The Y-Generation and Female Bullying

By David Simms, Senior Contributor
The Global Institute for Cyber Safety and Standards

Recent reports describe the Y-generation, specifically the 20 or 30 somethings, as being less tolerant of online bullying than other generations. Some say this can be attributed to younger people having grown up with more anti-bullying campaigns in school. Having more information on what constitutes bullying theoretically makes them more vocal against it and less likely to put up with it.  Despite this however, internet harassment, especially in the workplace, does not appear to be slowing down. 

Something of particular interest is the distinction between the harassment perpetrated by men as opposed to women. Woman-on-woman bullying  is actually on the rise, according to Dr. Gary Namie, psychologist and co-founder of the Workplace Bullying Institute, “Bullies are of both genders, but women bullies tend to disrupt relations or pit worker against worker. Men would rather push people around to show hierarchy.”  Regardless, it is becoming clear that the damage inflicted by online bullying can have more traumatic impact than even in-person sexual harassment. This is perhaps because online harassment tends to be much more personalised usually touching on a target’s deepest insecurities which is a common mode of female harassment across the board. 

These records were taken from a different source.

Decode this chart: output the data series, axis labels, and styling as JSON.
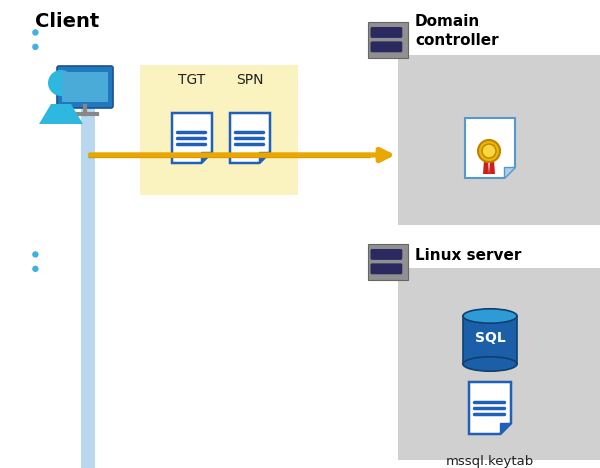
{
  "bg_color": "#ffffff",
  "client_label": "Client",
  "domain_label": "Domain\ncontroller",
  "linux_label": "Linux server",
  "tgt_label": "TGT",
  "spn_label": "SPN",
  "keytab_label": "mssql.keytab",
  "arrow_color": "#E8A800",
  "arrow_color2": "#C88000",
  "box_tgt_color": "#FAF3C0",
  "domain_box_color": "#D0D0D0",
  "linux_box_color": "#D0D0D0",
  "client_line_color": "#B8D8F0",
  "server_body_color": "#909090",
  "server_slot_color": "#2A2A60",
  "server_light_color": "#40B0E0"
}
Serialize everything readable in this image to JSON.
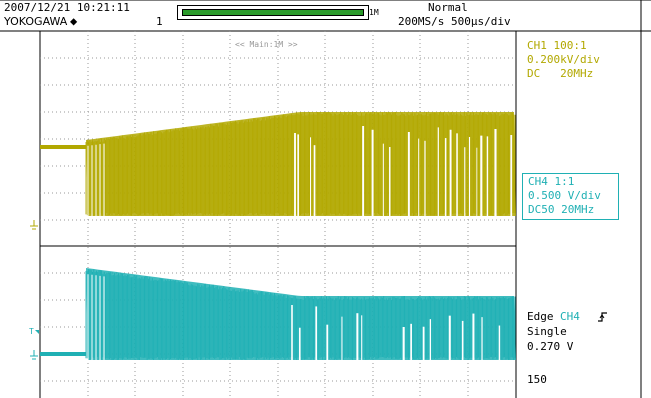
{
  "header": {
    "datetime": "2007/12/21 10:21:11",
    "brand": "YOKOGAWA",
    "brand_icon": "diamond-icon",
    "count": "1",
    "record_length": "1M",
    "trigger_mode": "Normal",
    "sample_rate": "200MS/s 500µs/div",
    "zoom_label": "<< Main:1M >>"
  },
  "colors": {
    "ch1": "#b2a800",
    "ch4": "#1fb0b4",
    "grid": "#999999"
  },
  "ch1": {
    "line1": "CH1 100:1",
    "line2": "0.200kV/div",
    "line3": "DC   20MHz"
  },
  "ch4": {
    "line1": "CH4 1:1",
    "line2": "0.500 V/div",
    "line3": "DC50 20MHz"
  },
  "trigger": {
    "type": "Edge",
    "source": "CH4",
    "slope_icon": "rising-edge-icon",
    "mode": "Single",
    "level": "0.270 V"
  },
  "acq_count": "150"
}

Statistics also show that over 80 percent of female bullies choose female targets where the bullying typically involves ostracising a victim to spreading rumors or betraying trust. As surprising as it may be to find this kind of activity in the adult workplace, it continues to be a significant problem that only some employers take seriously.  Polls indicate that the vast majority of women experiencing this kind of negativity at work, believe their supervisors and bosses consider it a trivial matter and therefore must endure an abusive environment.